L’impegno quotidiano di docenti, studenti, staff e direzione si è trasformato così in uno spettacolo capace di emozionare migliaia di persone, ma anche in un’opportunità professionale unica e nel coronamento di un percorso lungo e significativo in cui ognuno ha impiegato le proprie competenze, dimostrato responsabilità e lavorato con entusiasmo.
Moda, arte e creatività si sono combinati in quasi duecento abiti e accessori, realizzati dagli studenti e dalle studentesse del CFP Lonati, del Liceo Artistico Foppa e dell’ITS Academy Machina Lonati, e dalle scenografie multimediali a cura dell’Accademia SantaGiulia; il tutto frutto di un intenso lavoro collettivo che ha unito formazione e professione.

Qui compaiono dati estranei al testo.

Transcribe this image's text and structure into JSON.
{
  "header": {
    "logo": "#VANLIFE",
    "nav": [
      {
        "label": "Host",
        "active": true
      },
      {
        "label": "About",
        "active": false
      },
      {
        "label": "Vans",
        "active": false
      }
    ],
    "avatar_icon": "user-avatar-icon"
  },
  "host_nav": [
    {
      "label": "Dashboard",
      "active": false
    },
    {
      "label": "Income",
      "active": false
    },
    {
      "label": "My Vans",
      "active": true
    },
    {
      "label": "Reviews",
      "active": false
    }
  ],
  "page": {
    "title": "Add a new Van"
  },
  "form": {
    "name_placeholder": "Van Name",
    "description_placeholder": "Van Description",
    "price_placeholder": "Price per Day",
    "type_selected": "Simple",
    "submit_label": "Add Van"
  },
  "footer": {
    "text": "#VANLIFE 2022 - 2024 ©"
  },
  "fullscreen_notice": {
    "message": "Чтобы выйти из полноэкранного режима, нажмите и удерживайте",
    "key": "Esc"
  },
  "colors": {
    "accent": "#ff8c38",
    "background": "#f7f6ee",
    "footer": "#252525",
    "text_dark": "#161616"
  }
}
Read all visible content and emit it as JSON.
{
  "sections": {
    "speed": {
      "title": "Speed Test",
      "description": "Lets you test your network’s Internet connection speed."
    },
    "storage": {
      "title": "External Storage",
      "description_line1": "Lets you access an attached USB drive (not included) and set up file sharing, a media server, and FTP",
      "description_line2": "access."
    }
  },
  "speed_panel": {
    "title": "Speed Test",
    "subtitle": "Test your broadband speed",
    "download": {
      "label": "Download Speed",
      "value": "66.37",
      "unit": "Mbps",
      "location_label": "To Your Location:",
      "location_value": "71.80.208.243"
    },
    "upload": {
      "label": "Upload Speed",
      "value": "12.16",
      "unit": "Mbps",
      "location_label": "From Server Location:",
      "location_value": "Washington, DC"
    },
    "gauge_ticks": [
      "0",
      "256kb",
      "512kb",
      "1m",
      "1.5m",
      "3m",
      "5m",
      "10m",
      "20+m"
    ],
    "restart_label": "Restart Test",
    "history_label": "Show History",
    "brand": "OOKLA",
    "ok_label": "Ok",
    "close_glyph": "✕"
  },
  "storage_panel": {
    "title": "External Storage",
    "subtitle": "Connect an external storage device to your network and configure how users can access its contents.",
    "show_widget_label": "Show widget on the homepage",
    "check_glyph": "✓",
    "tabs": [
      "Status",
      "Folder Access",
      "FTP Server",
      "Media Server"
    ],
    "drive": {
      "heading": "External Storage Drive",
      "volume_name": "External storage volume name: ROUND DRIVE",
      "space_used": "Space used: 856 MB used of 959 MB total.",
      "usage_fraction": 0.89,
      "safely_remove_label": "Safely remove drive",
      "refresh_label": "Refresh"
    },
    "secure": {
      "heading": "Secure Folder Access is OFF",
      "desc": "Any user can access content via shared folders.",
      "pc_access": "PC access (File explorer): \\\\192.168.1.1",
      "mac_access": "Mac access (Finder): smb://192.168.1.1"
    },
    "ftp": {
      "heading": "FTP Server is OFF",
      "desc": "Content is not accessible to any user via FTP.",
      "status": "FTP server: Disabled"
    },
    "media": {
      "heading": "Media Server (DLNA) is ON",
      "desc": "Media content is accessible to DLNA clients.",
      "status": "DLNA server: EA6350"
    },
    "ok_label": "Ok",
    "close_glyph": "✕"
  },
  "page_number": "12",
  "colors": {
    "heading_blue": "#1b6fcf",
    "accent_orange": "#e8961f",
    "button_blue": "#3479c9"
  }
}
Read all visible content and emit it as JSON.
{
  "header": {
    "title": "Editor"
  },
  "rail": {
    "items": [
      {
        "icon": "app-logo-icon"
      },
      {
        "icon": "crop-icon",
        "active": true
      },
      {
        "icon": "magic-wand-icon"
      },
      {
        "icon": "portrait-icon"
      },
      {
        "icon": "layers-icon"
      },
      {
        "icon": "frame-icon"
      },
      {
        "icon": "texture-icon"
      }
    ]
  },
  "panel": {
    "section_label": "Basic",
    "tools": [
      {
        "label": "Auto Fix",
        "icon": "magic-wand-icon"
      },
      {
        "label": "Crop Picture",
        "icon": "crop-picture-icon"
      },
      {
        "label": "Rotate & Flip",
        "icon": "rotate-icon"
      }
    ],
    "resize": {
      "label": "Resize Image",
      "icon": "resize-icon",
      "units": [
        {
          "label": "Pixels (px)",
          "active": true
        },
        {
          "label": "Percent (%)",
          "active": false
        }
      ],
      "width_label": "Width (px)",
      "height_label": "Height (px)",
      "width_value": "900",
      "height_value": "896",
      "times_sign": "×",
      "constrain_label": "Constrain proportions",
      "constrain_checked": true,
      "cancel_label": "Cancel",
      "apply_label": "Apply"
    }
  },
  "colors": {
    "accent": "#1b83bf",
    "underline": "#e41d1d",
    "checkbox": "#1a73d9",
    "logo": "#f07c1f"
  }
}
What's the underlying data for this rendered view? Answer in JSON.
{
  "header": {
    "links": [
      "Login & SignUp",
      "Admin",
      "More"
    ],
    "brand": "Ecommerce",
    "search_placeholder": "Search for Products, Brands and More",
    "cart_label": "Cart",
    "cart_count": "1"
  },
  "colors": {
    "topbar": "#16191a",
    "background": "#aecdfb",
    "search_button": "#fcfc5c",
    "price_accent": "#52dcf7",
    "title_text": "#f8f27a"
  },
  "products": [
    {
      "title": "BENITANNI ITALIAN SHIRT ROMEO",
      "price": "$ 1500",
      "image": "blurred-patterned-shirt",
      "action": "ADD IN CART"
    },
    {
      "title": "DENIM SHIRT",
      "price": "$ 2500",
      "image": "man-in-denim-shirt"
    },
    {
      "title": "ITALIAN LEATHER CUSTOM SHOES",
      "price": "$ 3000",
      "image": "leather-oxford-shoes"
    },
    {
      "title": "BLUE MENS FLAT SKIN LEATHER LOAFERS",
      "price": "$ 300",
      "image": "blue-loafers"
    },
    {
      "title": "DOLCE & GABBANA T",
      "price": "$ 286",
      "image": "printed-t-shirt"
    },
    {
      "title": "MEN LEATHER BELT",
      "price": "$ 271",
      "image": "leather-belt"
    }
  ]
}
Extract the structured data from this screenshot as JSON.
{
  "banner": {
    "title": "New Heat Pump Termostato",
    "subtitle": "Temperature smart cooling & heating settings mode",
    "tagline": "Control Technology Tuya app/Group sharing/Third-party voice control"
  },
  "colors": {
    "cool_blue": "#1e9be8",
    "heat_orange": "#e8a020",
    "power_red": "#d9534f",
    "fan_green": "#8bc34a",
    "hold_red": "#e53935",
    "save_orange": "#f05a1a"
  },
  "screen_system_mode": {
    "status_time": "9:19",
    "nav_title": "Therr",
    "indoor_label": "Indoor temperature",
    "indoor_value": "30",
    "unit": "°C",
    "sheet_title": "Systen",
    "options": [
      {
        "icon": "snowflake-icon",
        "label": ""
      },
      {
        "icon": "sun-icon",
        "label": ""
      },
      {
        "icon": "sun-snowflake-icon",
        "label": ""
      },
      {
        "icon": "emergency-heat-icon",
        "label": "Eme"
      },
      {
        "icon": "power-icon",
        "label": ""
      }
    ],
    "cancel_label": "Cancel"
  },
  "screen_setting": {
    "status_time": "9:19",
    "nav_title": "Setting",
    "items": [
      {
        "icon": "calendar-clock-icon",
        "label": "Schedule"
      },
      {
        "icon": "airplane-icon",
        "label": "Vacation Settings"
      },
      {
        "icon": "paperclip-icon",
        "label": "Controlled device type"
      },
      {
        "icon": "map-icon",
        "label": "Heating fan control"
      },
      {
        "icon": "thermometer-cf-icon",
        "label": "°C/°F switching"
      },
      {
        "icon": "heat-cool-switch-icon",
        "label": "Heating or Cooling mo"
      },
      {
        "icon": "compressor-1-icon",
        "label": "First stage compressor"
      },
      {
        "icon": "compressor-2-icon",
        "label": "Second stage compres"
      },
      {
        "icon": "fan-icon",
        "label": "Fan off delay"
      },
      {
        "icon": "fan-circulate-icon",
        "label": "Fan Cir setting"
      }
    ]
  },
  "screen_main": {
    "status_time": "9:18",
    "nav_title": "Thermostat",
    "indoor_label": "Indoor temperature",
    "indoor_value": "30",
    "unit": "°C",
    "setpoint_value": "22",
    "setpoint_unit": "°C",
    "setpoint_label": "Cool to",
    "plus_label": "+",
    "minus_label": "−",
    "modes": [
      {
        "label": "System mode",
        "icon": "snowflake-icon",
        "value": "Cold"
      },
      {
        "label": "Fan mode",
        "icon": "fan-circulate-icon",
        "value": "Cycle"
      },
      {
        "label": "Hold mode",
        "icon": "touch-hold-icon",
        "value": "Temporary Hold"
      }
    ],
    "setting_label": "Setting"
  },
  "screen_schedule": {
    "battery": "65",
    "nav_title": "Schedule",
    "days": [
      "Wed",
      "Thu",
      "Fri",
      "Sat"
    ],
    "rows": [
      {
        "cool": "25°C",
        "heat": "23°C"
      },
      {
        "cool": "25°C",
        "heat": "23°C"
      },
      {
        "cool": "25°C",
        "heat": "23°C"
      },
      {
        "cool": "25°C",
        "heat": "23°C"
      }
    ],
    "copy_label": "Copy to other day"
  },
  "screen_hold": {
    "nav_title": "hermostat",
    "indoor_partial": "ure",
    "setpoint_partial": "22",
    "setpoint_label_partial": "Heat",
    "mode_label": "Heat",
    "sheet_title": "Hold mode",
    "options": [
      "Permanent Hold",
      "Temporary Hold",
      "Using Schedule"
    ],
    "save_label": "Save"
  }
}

Giovani, docenti e istituzioni del territorio, accompagnati dalla direttrice artistica di Teletutto e Radio Bresciasette, Maddalena Damini, si sono alternati sul palco per celebrare un cammino fatto insiemee che punta al futuro. Ha animato la serata una fantastica cornice di pubblico che, con entusiasmo e partecipazione, ha supportato i giovani in passerella e sottolineato i passaggi più sentiti dell’evento.
In passerella la “Metamorfosi”: un incessante processo di evoluzione “Metamorfosi” è il tema scelto per l’edizione 2026: la Fashion Performance ha rappresentato quindi il racconto di un cambiamento continuo, di una trasformazione che attraversa la moda e la rende linguaggio vivo, capace di unire natura e artificio, corpo reale e dimensione digitale, tradizione e futuro.
Come l’evento stesso, che ogni anno rinnova la propria identità mantenendo intatta la sua essenza, anche i lavori degli studenti sono il risultato di un percorso di crescita, ricerca e sperimentazione. La passerella si è trasformata in uno spazio di attraversamento, un luogo in cui ogni collezione ha mostrato nuove possibilità di espressione.
La metamorfosi si manifesta nella crescita dei singoli studenti, nel processo progettuale e creativo che caratterizza capi e opere, e nell’istituzione che, in maniera dinamica muta e si modella al contesto, con una prospettiva sempre rivolta al futuro.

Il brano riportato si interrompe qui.